Впрочем, как говорил хорошо известный соотечественник Танлу-Же: «Лучшая битва — это та, которой удалось избежать».
Иллюзия.
Посреди сарая я сотворил иллюзию бронированной креветки с Изнанки второго уровня (а она, между прочим, за двести килограмм весит в оригинале), которая угрожающе зашипела и опасно дёрнулась в сторону диких псов.
Звери, который и так чувствовали себя неуверенно в этой неопределённой ситуации, с испуганным воем унеслись в темноту (причём вожак, вероятно, от избытка чувств укусил за жопную часть ближайшего хвостатого, по принципу «бей своих, чтобы чужие боялись»).
Дрова в печке затрещали, выдавая порцию искр. Труба выводила их наружу через дыру в стене.
Фёдор как-то расстроенно посмотрел вслед псам, разочаровано пробормотал «ну ладно» и убрал тесак.
…
Спустя три часа, когда мы уже попили крепкий чёрный чай, сдобренный крупно поколотым сахаром, заев сладковатыми сухарями из лётного пайка, Федор уснул, а я взялся караулить сарай от подлых зверей.
Убедившись, что первый пилот спит, стал экспериментировать с иллюзией.
Получалось неплохо. Несмотря на то, что уже длительное время не доходили руки до тренировок, чувствовалось, что моя магическая сторона вроде бы значительно стабилизировалась, иллюзии меня не утомляли и не напрягали, рождались быстро и без натуги.
Пёс, стол, полноразмерный Джо, Чен, Тайлер, Тайлер с бутылкой, Тайлер с бутылкой и дымящейся сигаретой, Танлу-Же, судья Лещёв, некоторые монстры, даже ОʼБрайан.
С уже гораздо большим трудом получалась машина, как и грузовик, самолёт. Иллюзии были неплотными, просвечивали по краям, словом, выходит, что я ещё недостаточно силён, чтобы сформировать иллюзию крупного объекта.
Ладно, монстра или человека мне пока хватает.
Другое дело, что такого ценного человека, как Вьюрковский Амвросий Дмитриевич в моей коллекции не было.
Вероятно, что нужно набрать какую-то критическую массу, объём знакомства, общения с «объектом». И этого мне пока что не хватало. Делать нечего, придётся общаться с этим злостным типом гражданкой наружности.
Глава 7Фотоохота
Утром проснулся от того, что кто-то что-то рубил топором. Делал он это громко, сопровождая примерно каждый третий удар матом, причём не повторяясь.

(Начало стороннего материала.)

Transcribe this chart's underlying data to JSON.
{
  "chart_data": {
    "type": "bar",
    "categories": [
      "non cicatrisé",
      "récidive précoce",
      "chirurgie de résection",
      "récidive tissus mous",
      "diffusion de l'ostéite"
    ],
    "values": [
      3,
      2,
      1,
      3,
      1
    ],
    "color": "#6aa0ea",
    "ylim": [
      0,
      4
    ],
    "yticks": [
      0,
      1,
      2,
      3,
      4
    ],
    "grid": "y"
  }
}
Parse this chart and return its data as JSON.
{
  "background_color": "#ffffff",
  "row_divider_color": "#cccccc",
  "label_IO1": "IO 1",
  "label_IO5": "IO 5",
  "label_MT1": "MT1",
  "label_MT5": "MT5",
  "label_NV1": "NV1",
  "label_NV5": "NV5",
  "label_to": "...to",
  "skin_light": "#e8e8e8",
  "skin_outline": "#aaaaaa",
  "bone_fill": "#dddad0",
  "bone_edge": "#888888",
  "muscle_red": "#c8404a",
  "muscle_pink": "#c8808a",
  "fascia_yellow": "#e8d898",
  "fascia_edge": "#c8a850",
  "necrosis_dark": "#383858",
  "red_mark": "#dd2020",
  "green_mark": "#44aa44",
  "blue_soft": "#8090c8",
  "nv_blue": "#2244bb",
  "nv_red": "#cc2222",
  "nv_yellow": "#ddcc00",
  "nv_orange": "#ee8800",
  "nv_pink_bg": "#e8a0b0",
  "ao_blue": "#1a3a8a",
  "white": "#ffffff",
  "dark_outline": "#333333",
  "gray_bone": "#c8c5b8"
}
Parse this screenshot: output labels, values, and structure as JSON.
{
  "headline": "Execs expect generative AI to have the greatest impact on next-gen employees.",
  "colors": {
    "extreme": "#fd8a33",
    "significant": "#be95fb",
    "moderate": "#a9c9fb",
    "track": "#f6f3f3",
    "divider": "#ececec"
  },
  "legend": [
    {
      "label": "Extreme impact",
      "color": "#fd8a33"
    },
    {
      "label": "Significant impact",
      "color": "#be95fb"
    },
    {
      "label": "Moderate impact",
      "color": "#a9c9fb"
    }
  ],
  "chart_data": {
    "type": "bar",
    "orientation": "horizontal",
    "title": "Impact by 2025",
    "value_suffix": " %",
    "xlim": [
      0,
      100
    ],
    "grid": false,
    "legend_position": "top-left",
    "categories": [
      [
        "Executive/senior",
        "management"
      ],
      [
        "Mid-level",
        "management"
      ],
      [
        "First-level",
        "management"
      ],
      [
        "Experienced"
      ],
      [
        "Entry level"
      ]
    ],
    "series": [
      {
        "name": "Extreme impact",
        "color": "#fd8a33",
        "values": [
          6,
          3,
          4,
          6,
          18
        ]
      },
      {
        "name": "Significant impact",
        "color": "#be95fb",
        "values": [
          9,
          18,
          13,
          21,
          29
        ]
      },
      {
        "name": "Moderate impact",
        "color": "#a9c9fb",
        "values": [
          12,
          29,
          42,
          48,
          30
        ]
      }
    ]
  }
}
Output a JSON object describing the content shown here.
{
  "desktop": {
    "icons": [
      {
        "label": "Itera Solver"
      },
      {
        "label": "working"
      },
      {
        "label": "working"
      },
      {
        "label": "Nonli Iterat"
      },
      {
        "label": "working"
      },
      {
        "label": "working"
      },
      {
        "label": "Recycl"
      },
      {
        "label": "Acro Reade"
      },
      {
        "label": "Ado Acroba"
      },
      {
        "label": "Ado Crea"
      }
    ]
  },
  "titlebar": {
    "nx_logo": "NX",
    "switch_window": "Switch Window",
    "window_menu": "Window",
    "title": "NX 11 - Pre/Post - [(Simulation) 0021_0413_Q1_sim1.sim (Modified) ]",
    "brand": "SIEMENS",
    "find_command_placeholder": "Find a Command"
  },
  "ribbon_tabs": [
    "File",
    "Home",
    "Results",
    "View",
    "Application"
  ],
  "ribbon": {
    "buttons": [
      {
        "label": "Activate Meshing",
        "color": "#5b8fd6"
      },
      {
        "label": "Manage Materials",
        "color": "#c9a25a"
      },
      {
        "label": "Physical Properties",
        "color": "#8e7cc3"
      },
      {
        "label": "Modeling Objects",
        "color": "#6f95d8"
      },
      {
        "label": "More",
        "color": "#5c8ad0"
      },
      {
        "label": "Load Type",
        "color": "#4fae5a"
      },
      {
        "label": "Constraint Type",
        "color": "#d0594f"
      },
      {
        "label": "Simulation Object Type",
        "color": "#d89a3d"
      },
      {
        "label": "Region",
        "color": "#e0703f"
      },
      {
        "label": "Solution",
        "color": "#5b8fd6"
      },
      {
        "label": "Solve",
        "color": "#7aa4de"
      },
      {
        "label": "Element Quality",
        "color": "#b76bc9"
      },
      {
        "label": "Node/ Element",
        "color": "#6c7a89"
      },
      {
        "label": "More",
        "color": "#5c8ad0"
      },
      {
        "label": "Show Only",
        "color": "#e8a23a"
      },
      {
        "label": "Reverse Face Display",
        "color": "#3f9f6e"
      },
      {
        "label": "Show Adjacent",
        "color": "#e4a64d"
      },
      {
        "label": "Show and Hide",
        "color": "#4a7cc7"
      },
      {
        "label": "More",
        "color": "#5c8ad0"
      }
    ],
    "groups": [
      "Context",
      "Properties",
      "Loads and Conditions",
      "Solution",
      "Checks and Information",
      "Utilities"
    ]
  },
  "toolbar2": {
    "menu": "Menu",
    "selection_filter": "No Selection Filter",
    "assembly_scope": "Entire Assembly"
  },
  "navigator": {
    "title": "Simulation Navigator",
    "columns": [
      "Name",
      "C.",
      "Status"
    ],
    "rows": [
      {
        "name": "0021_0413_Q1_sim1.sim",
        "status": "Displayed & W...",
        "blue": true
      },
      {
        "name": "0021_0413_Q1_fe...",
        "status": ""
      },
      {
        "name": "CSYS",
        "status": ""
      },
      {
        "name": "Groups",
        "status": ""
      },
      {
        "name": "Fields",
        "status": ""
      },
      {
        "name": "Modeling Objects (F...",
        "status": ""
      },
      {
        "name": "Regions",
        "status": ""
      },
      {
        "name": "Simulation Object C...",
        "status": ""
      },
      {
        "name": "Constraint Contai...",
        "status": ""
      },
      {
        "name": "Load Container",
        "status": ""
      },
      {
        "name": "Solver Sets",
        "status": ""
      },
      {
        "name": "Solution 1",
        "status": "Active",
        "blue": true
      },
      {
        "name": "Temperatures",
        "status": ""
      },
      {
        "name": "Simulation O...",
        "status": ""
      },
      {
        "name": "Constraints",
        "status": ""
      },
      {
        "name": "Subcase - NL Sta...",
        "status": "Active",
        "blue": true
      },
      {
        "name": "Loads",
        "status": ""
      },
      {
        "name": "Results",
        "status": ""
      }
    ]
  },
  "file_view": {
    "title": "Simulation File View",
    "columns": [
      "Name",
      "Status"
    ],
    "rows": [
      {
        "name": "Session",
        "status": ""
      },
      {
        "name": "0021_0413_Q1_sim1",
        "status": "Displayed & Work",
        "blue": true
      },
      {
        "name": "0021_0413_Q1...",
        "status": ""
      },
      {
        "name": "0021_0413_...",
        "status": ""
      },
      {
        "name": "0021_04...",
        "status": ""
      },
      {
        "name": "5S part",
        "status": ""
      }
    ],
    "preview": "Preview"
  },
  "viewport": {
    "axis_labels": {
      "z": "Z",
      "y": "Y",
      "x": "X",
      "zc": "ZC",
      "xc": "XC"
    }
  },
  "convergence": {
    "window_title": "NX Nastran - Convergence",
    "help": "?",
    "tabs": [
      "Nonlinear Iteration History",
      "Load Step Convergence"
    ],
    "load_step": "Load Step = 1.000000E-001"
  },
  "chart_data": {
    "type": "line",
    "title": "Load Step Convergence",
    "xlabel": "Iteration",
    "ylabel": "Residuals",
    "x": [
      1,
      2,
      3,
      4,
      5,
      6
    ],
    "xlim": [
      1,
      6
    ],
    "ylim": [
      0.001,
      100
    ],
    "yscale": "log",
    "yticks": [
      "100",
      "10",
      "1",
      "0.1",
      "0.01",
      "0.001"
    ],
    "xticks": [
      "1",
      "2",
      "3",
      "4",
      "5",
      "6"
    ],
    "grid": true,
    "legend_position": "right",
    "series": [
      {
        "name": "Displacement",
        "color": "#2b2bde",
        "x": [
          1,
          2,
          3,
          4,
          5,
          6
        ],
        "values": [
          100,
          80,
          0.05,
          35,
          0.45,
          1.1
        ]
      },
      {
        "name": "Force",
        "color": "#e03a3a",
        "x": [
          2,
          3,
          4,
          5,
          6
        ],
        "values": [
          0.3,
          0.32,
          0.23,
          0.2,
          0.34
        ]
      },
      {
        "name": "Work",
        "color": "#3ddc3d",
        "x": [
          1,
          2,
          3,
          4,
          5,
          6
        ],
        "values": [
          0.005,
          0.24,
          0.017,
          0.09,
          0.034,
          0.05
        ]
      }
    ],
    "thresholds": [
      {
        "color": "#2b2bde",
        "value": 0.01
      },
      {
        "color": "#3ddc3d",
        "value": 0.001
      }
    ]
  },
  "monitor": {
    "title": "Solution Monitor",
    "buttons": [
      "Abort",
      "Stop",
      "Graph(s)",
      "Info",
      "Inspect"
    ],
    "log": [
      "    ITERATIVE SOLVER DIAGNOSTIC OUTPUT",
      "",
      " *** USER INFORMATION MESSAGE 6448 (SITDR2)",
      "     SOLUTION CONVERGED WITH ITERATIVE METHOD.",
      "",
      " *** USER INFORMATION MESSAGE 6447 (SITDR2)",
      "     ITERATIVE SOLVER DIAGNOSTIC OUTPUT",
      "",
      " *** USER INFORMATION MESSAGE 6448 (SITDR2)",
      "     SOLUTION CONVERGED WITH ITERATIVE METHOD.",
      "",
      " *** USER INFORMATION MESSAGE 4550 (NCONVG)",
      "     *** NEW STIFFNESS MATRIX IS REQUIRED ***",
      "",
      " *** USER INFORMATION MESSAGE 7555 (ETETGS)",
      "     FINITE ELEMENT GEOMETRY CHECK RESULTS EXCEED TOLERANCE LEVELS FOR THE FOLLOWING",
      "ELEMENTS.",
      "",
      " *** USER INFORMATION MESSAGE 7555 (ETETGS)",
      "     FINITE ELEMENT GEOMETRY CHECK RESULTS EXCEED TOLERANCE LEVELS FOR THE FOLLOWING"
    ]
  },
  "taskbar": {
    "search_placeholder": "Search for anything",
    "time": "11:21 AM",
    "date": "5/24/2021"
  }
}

Зачем обязательно фигачить что-то топором в каждом новом месте?
Интуиция меня не обманула, когда, сонно пошатываясь, вышел из сарая, увидел, как средний Иваныч рубит топором какой-то широкий деревянный щит, уменьшая его высоту.
Дядя Ваня что-то копал, старший критически проверял самолёт, Фёдор (хоть кто-то из них оброс именем) ещё дрых.
— Дядя Ваня, а вы будете в каждом месте куда вас… скажем так, судьба закинет, оборудовать лагерь?
— А как же? Человек тем и отличается от зверя, что меняет окружающую среду для своих задач. Желаешь чайку? — заботливо спросил он.
— Да, если есть, то с удовольствием.
Пока мне наливался чай, увидел, что средний Иваныч, вероятно, обошёл по громадному кругу поле и собрал то, что я бы классифицировал как мусор.